The concept of the Sabbaths
The most widely-known and popularly used meaning of the word ‘Sabbath’ is that denoting a religious day of rest in the Jewish calendar, with the word deriving from the Greek ‘sabbaton’ or rest, itself etymologically linked to the Hebrew ‘shabbath.’ A sub-derivation of the word, via the French ‘sabbat,’ has come to mean a gathering of witches and demons where they performed their rituals. The ‘h’ has become included erroneously over time. The Canon Episcopi, meanwhile, was a text in 12th-century canon law that described pre-Christian, pagan rituals intended to instruct bishops on the attitude they should take toward witchcraft, and it went so far as to describe nocturnal encounters between certain women with the Greek and Roman Goddess Diana, the pagan deity of hunting, the moon and the countryside.
The Witches 2.0
Just as witches were once the subject of many works of art, today, they are the subject of many other kinds of works, especially in popular culture. The influence is linear, stretching from Shakespeare’s Macbeth, the Chronicles of Narnia, up to such modern films as The Witches of Eastwick, Susperia and Stardust. Then there are Hocus Pocus, Charmed, and The Chilling Adventures of Sabrina. Last but not least, director Tim Burton also talks about these creatures in the new Netflix series Wednesday. Charmed, meanwhile, is a fantasy TV series that aired between 1998 and 2006, then returned in 2018 in an incarnation that continues to this day.

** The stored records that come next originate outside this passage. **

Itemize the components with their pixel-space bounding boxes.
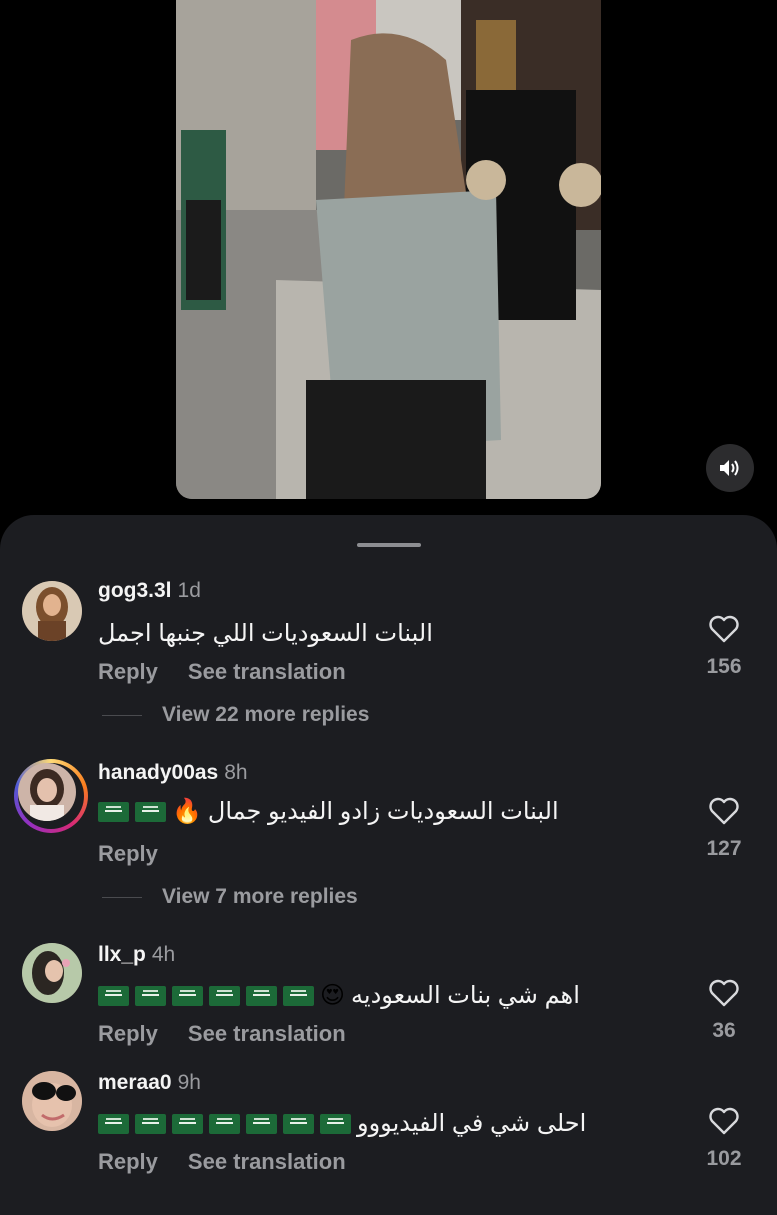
saudi-flag-icon <box>135 1113 166 1134</box>
replies-divider <box>102 896 142 898</box>
saudi-flag-icon <box>283 1113 314 1134</box>
replies-divider <box>102 714 142 716</box>
saudi-flag-icon <box>209 985 240 1006</box>
saudi-flag-icon <box>320 1113 351 1134</box>
avatar <box>18 763 76 821</box>
saudi-flag-icon <box>246 1113 277 1134</box>
comment-actions: Reply See translation <box>98 1149 346 1175</box>
saudi-flag-icon <box>172 1113 203 1134</box>
like-control: 156 <box>700 615 748 679</box>
saudi-flag-icon <box>209 1113 240 1134</box>
username[interactable]: meraa0 <box>98 1071 172 1094</box>
saudi-flag-icon <box>172 985 203 1006</box>
like-control: 36 <box>700 979 748 1043</box>
saudi-flag-icon <box>283 985 314 1006</box>
username[interactable]: llx_p <box>98 943 146 966</box>
heart-outline-icon[interactable] <box>708 797 740 825</box>
comment-time: 9h <box>177 1071 201 1094</box>
like-count: 36 <box>712 1019 736 1042</box>
see-translation-button[interactable]: See translation <box>188 1149 346 1174</box>
comment-actions: Reply <box>98 841 158 867</box>
comment-meta: gog3.3l 1d <box>98 579 201 603</box>
comment-text: اهم شي بنات السعوديه <box>351 982 580 1009</box>
avatar[interactable] <box>22 581 82 641</box>
view-more-replies[interactable]: View 22 more replies <box>102 703 369 727</box>
like-count: 102 <box>706 1147 742 1170</box>
like-count: 127 <box>706 837 742 860</box>
reply-button[interactable]: Reply <box>98 1149 158 1174</box>
reply-button[interactable]: Reply <box>98 841 158 866</box>
avatar[interactable] <box>22 1071 82 1131</box>
reply-button[interactable]: Reply <box>98 1021 158 1046</box>
saudi-flag-icon <box>135 801 166 822</box>
comment-text-row: 🔥 البنات السعوديات زادو الفيديو جمال <box>98 797 559 826</box>
comment-time: 1d <box>177 579 201 602</box>
heart-outline-icon[interactable] <box>708 979 740 1007</box>
avatar-photo <box>22 1071 82 1131</box>
video-area <box>0 0 777 515</box>
like-control: 102 <box>700 1107 748 1171</box>
comment-meta: llx_p 4h <box>98 943 175 967</box>
comment-meta: meraa0 9h <box>98 1071 201 1095</box>
see-translation-button[interactable]: See translation <box>188 659 346 684</box>
comment-text-row: 😍 اهم شي بنات السعوديه <box>98 981 580 1010</box>
heart-outline-icon[interactable] <box>708 615 740 643</box>
comment-actions: Reply See translation <box>98 659 346 685</box>
comment-text: احلى شي في الفيديووو <box>357 1110 587 1137</box>
comment-text-row: احلى شي في الفيديووو <box>98 1109 586 1138</box>
comment-time: 8h <box>224 761 248 784</box>
view-replies-label: View 7 more replies <box>162 885 358 908</box>
like-count: 156 <box>706 655 742 678</box>
username[interactable]: gog3.3l <box>98 579 172 602</box>
video-frame-scene <box>176 0 601 499</box>
comment-text: البنات السعوديات زادو الفيديو جمال <box>207 798 559 825</box>
avatar-photo <box>18 763 76 821</box>
avatar-photo <box>22 581 82 641</box>
comment-text: البنات السعوديات اللي جنبها اجمل <box>98 620 433 647</box>
heart-outline-icon[interactable] <box>708 1107 740 1135</box>
saudi-flag-icon <box>98 985 129 1006</box>
sheet-grabber[interactable] <box>357 543 421 547</box>
mute-button[interactable] <box>706 444 754 492</box>
fire-emoji: 🔥 <box>172 797 202 825</box>
video-player[interactable] <box>176 0 601 499</box>
view-replies-label: View 22 more replies <box>162 703 370 726</box>
username[interactable]: hanady00as <box>98 761 218 784</box>
saudi-flag-icon <box>98 1113 129 1134</box>
saudi-flag-icon <box>135 985 166 1006</box>
reply-button[interactable]: Reply <box>98 659 158 684</box>
comment-actions: Reply See translation <box>98 1021 346 1047</box>
like-control: 127 <box>700 797 748 861</box>
saudi-flag-icon <box>98 801 129 822</box>
avatar-story-ring[interactable] <box>14 759 88 833</box>
avatar-photo <box>22 943 82 1003</box>
view-more-replies[interactable]: View 7 more replies <box>102 885 358 909</box>
avatar[interactable] <box>22 943 82 1003</box>
saudi-flag-icon <box>246 985 277 1006</box>
speaker-icon <box>720 460 739 476</box>
comments-sheet: gog3.3l 1d البنات السعوديات اللي جنبها اج… <box>0 515 777 1215</box>
comment-meta: hanady00as 8h <box>98 761 248 785</box>
see-translation-button[interactable]: See translation <box>188 1021 346 1046</box>
comment-time: 4h <box>151 943 176 966</box>
heart-eyes-emoji: 😍 <box>320 981 346 1009</box>
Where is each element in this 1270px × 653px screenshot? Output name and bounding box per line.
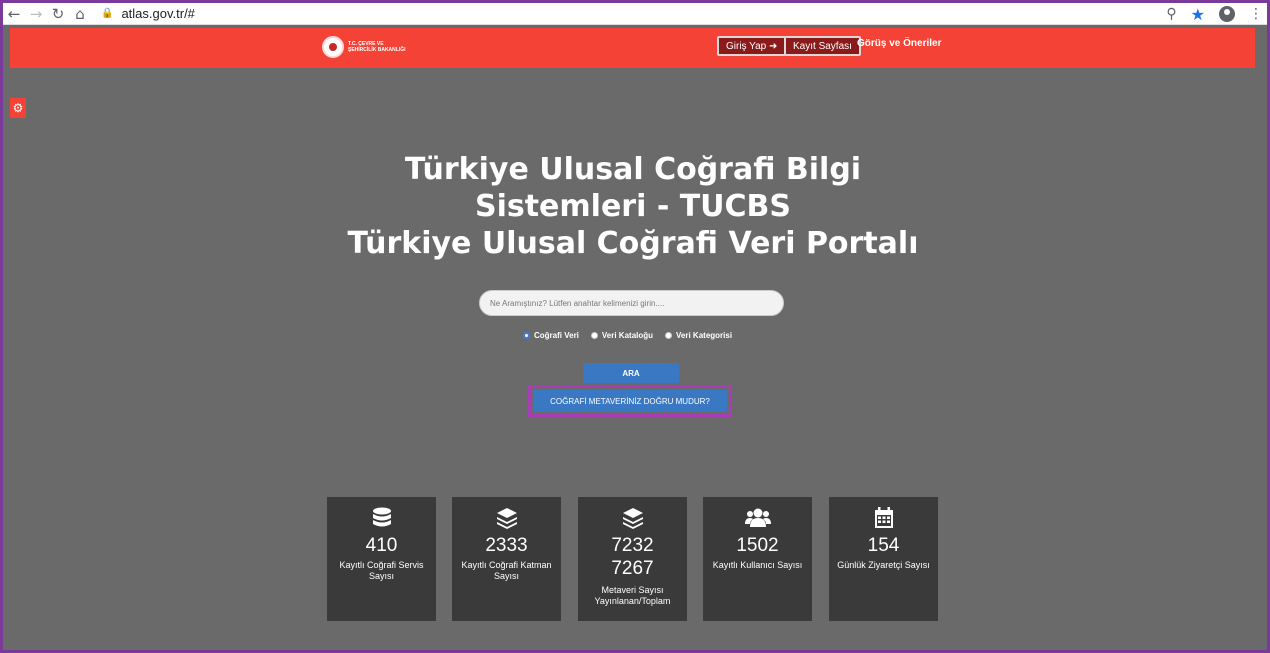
- forward-icon[interactable]: →: [25, 3, 47, 25]
- seal-icon: [322, 36, 344, 58]
- metadata-check-button[interactable]: COĞRAFİ METAVERİNİZ DOĞRU MUDUR?: [533, 390, 727, 412]
- stat-card-metadata: 7232 7267 Metaveri Sayısı Yayınlanan/Top…: [578, 497, 687, 621]
- browser-toolbar: ← → ↻ ⌂ 🔒 atlas.gov.tr/# ⚲ ★ ⋮: [3, 3, 1267, 25]
- lock-icon: 🔒: [101, 8, 114, 19]
- title-line-2: Sistemleri - TUCBS: [474, 189, 792, 224]
- feedback-link[interactable]: Görüş ve Öneriler: [857, 38, 941, 49]
- radio-selected-icon[interactable]: [523, 332, 530, 339]
- stat-value: 154: [867, 535, 900, 556]
- stat-label: Kayıtlı Kullanıcı Sayısı: [712, 560, 803, 570]
- menu-icon[interactable]: ⋮: [1249, 6, 1263, 22]
- home-icon[interactable]: ⌂: [69, 3, 91, 25]
- search-button[interactable]: ARA: [583, 363, 679, 383]
- back-icon[interactable]: ←: [3, 3, 25, 25]
- radio-cografi-veri[interactable]: Coğrafi Veri: [523, 331, 579, 340]
- reload-icon[interactable]: ↻: [47, 3, 69, 25]
- title-line-1: Türkiye Ulusal Coğrafi Bilgi: [404, 152, 862, 187]
- page-title: Türkiye Ulusal Coğrafi Bilgi Sistemleri …: [283, 151, 983, 262]
- settings-gear-icon[interactable]: ⚙: [10, 98, 26, 118]
- layers-icon: [496, 508, 517, 529]
- site-header: T.C. ÇEVRE VE ŞEHİRCİLİK BAKANLIĞI Giriş…: [10, 28, 1255, 68]
- login-button[interactable]: Giriş Yap ➜: [717, 36, 787, 56]
- users-icon: [744, 508, 771, 527]
- search-input[interactable]: [479, 290, 784, 316]
- radio-veri-katalogu[interactable]: Veri Kataloğu: [590, 331, 653, 340]
- stat-value: 410: [365, 535, 398, 556]
- stat-card-services: 410 Kayıtlı Coğrafi Servis Sayısı: [327, 497, 436, 621]
- browser-window: ← → ↻ ⌂ 🔒 atlas.gov.tr/# ⚲ ★ ⋮ T.C. ÇEVR…: [3, 3, 1267, 650]
- stat-value: 2333: [485, 535, 528, 556]
- search-type-radio-group: Coğrafi Veri Veri Kataloğu Veri Kategori…: [523, 331, 732, 340]
- stat-card-users: 1502 Kayıtlı Kullanıcı Sayısı: [703, 497, 812, 621]
- stats-panel: 410 Kayıtlı Coğrafi Servis Sayısı 2333 K…: [327, 497, 938, 621]
- stat-label: Metaveri Sayısı Yayınlanan/Toplam: [594, 585, 671, 606]
- layers-icon: [622, 508, 643, 529]
- database-icon: [372, 507, 391, 527]
- stat-value: 1502: [736, 535, 779, 556]
- ministry-logo[interactable]: T.C. ÇEVRE VE ŞEHİRCİLİK BAKANLIĞI: [322, 36, 408, 58]
- radio-unselected-icon[interactable]: [590, 332, 598, 339]
- stat-value-total: 7267: [611, 558, 654, 579]
- logo-text: T.C. ÇEVRE VE ŞEHİRCİLİK BAKANLIĞI: [348, 41, 406, 53]
- radio-unselected-icon[interactable]: [665, 332, 673, 339]
- stat-label: Kayıtlı Coğrafi Servis Sayısı: [339, 560, 424, 581]
- address-bar[interactable]: 🔒 atlas.gov.tr/#: [101, 3, 195, 25]
- stat-card-layers: 2333 Kayıtlı Coğrafi Katman Sayısı: [452, 497, 561, 621]
- zoom-icon[interactable]: ⚲: [1166, 6, 1176, 22]
- register-button[interactable]: Kayıt Sayfası: [784, 36, 861, 56]
- stat-value-published: 7232: [611, 535, 654, 556]
- stat-card-visitors: 154 Günlük Ziyaretçi Sayısı: [829, 497, 938, 621]
- account-icon[interactable]: [1219, 6, 1235, 22]
- stat-label: Günlük Ziyaretçi Sayısı: [837, 560, 930, 570]
- bookmark-star-icon[interactable]: ★: [1191, 5, 1205, 24]
- stat-label: Kayıtlı Coğrafi Katman Sayısı: [461, 560, 552, 581]
- radio-veri-kategorisi[interactable]: Veri Kategorisi: [665, 331, 732, 340]
- title-line-3: Türkiye Ulusal Coğrafi Veri Portalı: [347, 226, 919, 261]
- calendar-icon: [874, 507, 893, 528]
- url-text[interactable]: atlas.gov.tr/#: [121, 6, 194, 21]
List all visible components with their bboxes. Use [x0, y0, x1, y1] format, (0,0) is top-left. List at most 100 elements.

Conceived by Constance M. Burge, Charmed chronicles the adventures of the Halliwell sisters, Prue (Shannen Doherty), Piper (Holly Marie Combs), Phoebe (Alyssa Milano), and from the fourth season, the fourth sister Paige (Rose McGowan) also takes over. Endowed with powers dating back to the prophecy of the “Book of Shadows,” the Halliwell sisters are destined to become the most powerful witches in history. Broadcast in fifty-five countries, Charmed is considered one of the most popular fantasy series ever; at the end of the eighth season that aired in 2006, it was awarded, among others, the Academy of Motion Picture Arts and Sciences award for the title of the longest-running female-led TV series in history.
So one thing is for sure, the world of witchcraft, with its mysteries and shadows, continues to fascinate and make people talk about it. The same magic once portrayed by Salvator Rosa in his works is now being brought back to small and big screens, intriguing an ever-growing audience, enchantment or spell?